The Massachusetts Democrat ran afoul of the chamber’s arcane rules by reading a three-decade-old letter from Dr. Martin Luther King’s widow that dated to Sen. Jeff Sessions’ failed judicial nomination three decades ago.
The chamber was debating the Alabama Republican’s nomination for attorney general, with Democrats dropping senatorial niceties to oppose Sessions and Republicans sticking up for him.
Allies condemn settlement law as lawsuits loom
JERUSALEM
A new Israeli law legalizing dozens of unlawfully built West Bank settlement outposts came under heavy criticism Tuesday from some of Israel’s closest allies, as local rights groups prepared to ask the Supreme Court to overturn the measure.
Amid the uproar, the Trump administration remained quiet about the law – paving the way for further possible action by emboldened Israeli hard-liners ahead of a trip to the White House by Israel’s prime minister next week.
The law was “a first step in a series of measures that we must take in order to make our presence in Judea and Samaria present for years, for decades, for ages,” Israeli Cabinet Minister Yariv Levin said, using the biblical name for the West Bank. “I do believe that our right over our fatherland is something that cannot be denied.”
The law, passed late Monday, sets out to legalize dozens of West Bank settler outposts built on privately owned Palestinian land.
Twitter broadens its campaign against hate, abuse
NEW YORK
Twitter announced Tuesday that it is expanding efforts to protect its users from abuse and harassment, the latest milestone in a broader, growing corporate campaign to crack down on online hate.
The social media giant said it has begun identifying people who have been banned for abusive behavior and it will stop them from creating new accounts.
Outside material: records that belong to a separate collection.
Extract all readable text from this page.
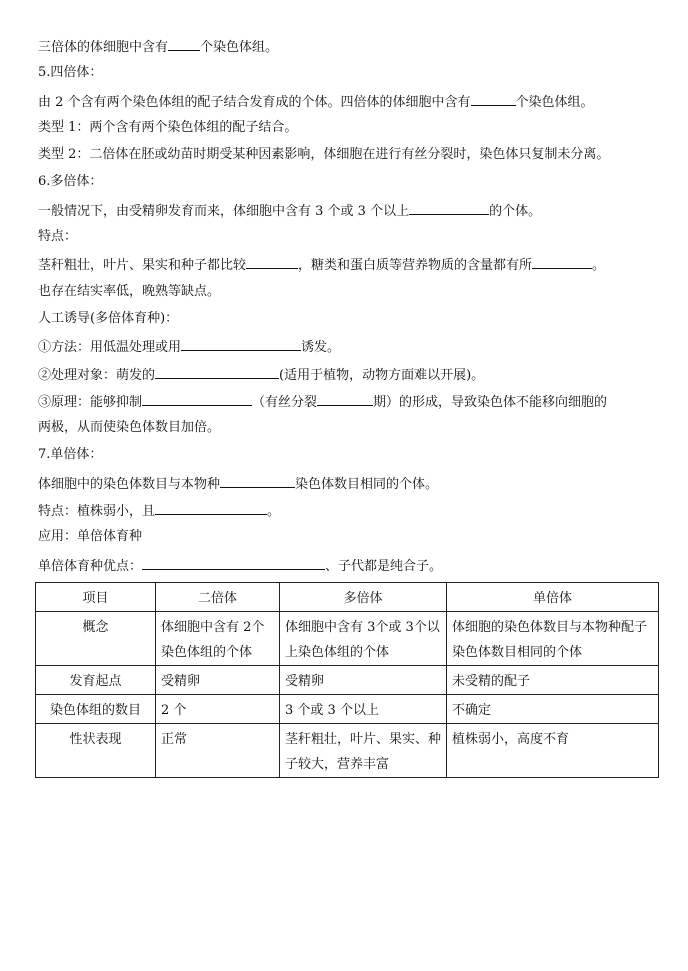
三倍体的体细胞中含有 个染色体组。
5.四倍体：
由 2 个含有两个染色体组的配子结合发育成的个体。四倍体的体细胞中含有	个染色体组。
类型 1：两个含有两个染色体组的配子结合。
类型 2：二倍体在胚或幼苗时期受某种因素影响，体细胞在进行有丝分裂时，染色体只复制未分离。
6.多倍体：
一般情况下，由受精卵发育而来，体细胞中含有 3 个或 3 个以上	的个体。
特点：
茎秆粗壮，叶片、果实和种子都比较	，糖类和蛋白质等营养物质的含量都有所	。
也存在结实率低，晚熟等缺点。
人工诱导(多倍体育种)：
①方法：用低温处理或用	诱发。
②处理对象：萌发的	(适用于植物，动物方面难以开展)。
③原理：能够抑制	（有丝分裂	期）的形成，导致染色体不能移向细胞的
两极，从而使染色体数目加倍。
7.单倍体：
体细胞中的染色体数目与本物种	染色体数目相同的个体。
特点：植株弱小，且	。
应用：单倍体育种
单倍体育种优点：	、子代都是纯合子。
项目	二倍体	多倍体	单倍体
概念	体细胞中含有 2个染色体组的个体	体细胞中含有 3个或 3个以上染色体组的个体	体细胞的染色体数目与本物种配子染色体数目相同的个体
发育起点	受精卵	受精卵	未受精的配子
染色体组的数目	2 个	3 个或 3 个以上	不确定
性状表现	正常	茎秆粗壮，叶片、果实、种子较大，营养丰富	植株弱小，高度不育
The company said its changes, which also include a new “safe search” feature, will be implemented in the coming weeks.
In July, Twitter banned conservative provocateur Milo Yiannopoulos, an editor of the right-wing news site Breitbart News, for “participating in or inciting targeted abuse of individuals.” Twitter subsequently suspended the accounts of other prominent figureheads of the “alt-right” fringe movement, an amorphous mix of racism, white nationalism, xenophobia and anti-feminism.
Gorsuch paid $3.28 million by former firm under deal
WASHINGTON
Supreme Court nominee Neil Gorsuch gave up a $1 million-a-year paycheck when he left his private law practice a decade ago for less financially rewarding work as a government lawyer and then a judge.
But he managed to do quite nicely for his first four years on the federal bench even so, earning $3.28 million in deferred payments through 2009. That was on top of the judge’s annual salary, around $200,000 at the time.
The payments resulted from an agreement Gorsuch signed when he joined the Bush administration in 2005.